Actor John Rhys-Davies has said Christianity is owed the “greatest debt of thanks” for making the world a better place.
Speaking with Christian Post at the 28th annual Movieguide Awards, The Lord of the Rings star said dismissing Christianity as “irrelevant” is the “detritus of rather ill read minds,” because Christianity is responsible for laying the foundation for freedom, democracy and equality.
“I count myself a rationalist and a sceptic, and I find myself constantly defending Christians and Christianity – and I find that wonderful because we seem to forget that Christian civilisation has made the world a better place than it ever was,” Rhys-Davis said.
“One of the great glories was the abolition of slavery, for instance.

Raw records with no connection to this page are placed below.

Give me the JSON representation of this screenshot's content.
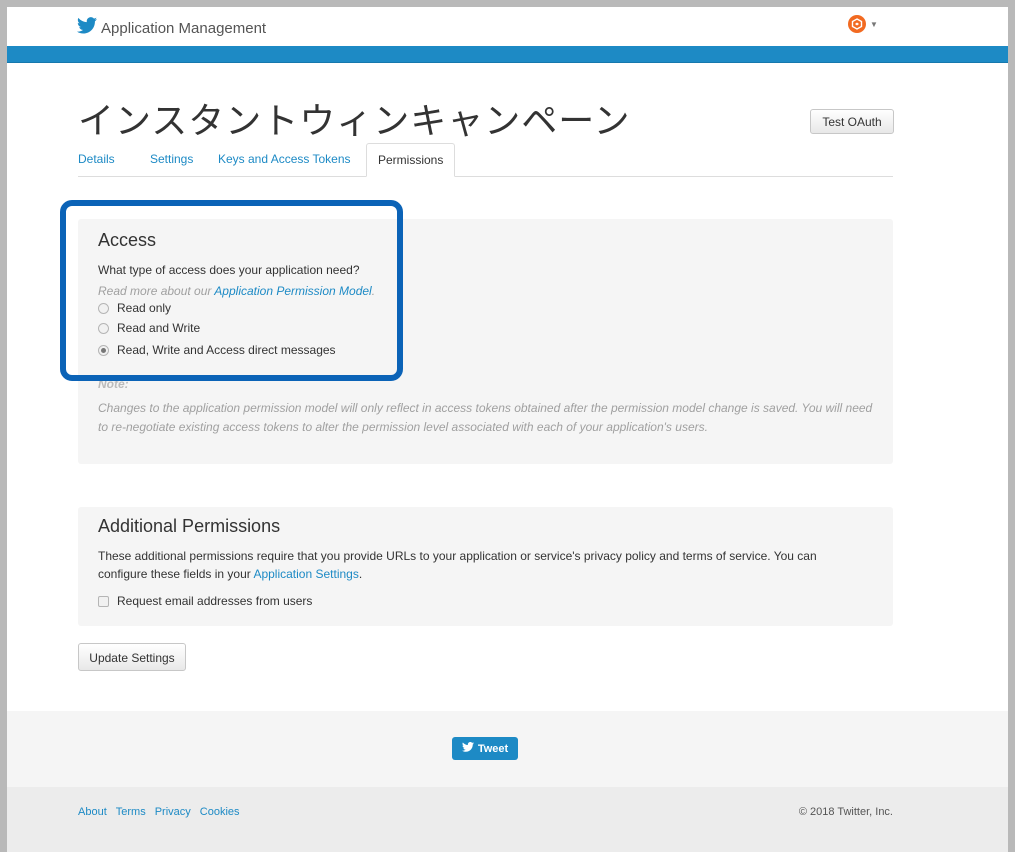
{
  "header": {
    "brand_icon": "twitter-bird-icon",
    "title": "Application Management",
    "user_menu_icon": "avatar-hexagon-icon"
  },
  "app": {
    "name": "インスタントウィンキャンペーン",
    "test_oauth_label": "Test OAuth"
  },
  "tabs": [
    {
      "label": "Details",
      "active": false
    },
    {
      "label": "Settings",
      "active": false
    },
    {
      "label": "Keys and Access Tokens",
      "active": false
    },
    {
      "label": "Permissions",
      "active": true
    }
  ],
  "access": {
    "heading": "Access",
    "question": "What type of access does your application need?",
    "read_more_prefix": "Read more about our ",
    "read_more_link": "Application Permission Model",
    "read_more_suffix": ".",
    "options": [
      {
        "label": "Read only",
        "selected": false
      },
      {
        "label": "Read and Write",
        "selected": false
      },
      {
        "label": "Read, Write and Access direct messages",
        "selected": true
      }
    ],
    "note_heading": "Note:",
    "note_body": "Changes to the application permission model will only reflect in access tokens obtained after the permission model change is saved. You will need to re-negotiate existing access tokens to alter the permission level associated with each of your application's users."
  },
  "additional": {
    "heading": "Additional Permissions",
    "description_line1": "These additional permissions require that you provide URLs to your application or service's privacy policy and terms of service. You can",
    "description_line2_prefix": "configure these fields in your ",
    "description_link": "Application Settings",
    "description_line2_suffix": ".",
    "checkbox_label": "Request email addresses from users",
    "checkbox_checked": false
  },
  "actions": {
    "update_label": "Update Settings"
  },
  "share": {
    "tweet_label": "Tweet"
  },
  "footer": {
    "links": [
      "About",
      "Terms",
      "Privacy",
      "Cookies"
    ],
    "copyright": "© 2018 Twitter, Inc."
  },
  "colors": {
    "accent": "#1d8ac5",
    "highlight_border": "#0b63b7",
    "avatar": "#f26a21"
  }
}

“All the things we value, the right of free speech, the right of the individual conscience, these evolved in first and second century Roman Christendom, where the individual Christian said, ‘I have a right to believe what I believe and not what the emperor tells me,’” he added.
“From that, our whole idea of democracy and equality that we have has developed. We owe Christianity the greatest debt of thanks that a generation could ever have. And to slight it, and to dismiss it as being irrelevant is the detritus of rather ill read minds, I think.”
Rhys-Davies has been a defender of Christianity and Christians for some time now. During a 2015 interview, he criticised the Western world’s “extraordinary silence” due to political correctness when it comes to Christians suffering at the hands of Islamic extremists.
“Basically, Christianity in the Middle East and in Africa is being wiped out — I mean not just ideologically but physically, and people are being enslaved and killed because they are Christians. And your country and my country are doing nothing about it,” he said.
“This notion that we’ve evolved into a species that’s incapable of judging other groups and what they are doing, especially when it is beheading people or setting people on fire or throwing acid in the face of schoolgirls — like that kind of judging. It’s evolved!
“This is a unique age,” Rhys-Davies added. “We don’t want to be judgemental… It’s an age when politicians don’t actually say what they believe. They are afraid of being judged as partisan. Heaven forbid that we should criticise people who, after all, share a different value system.
“But it’s all equally relative,” he joked. “We’re all the same… and God and the devil, they’re the same, aren’t they, really? Right and wrong? It’s really just two faces of the same coin,” he mockingly added.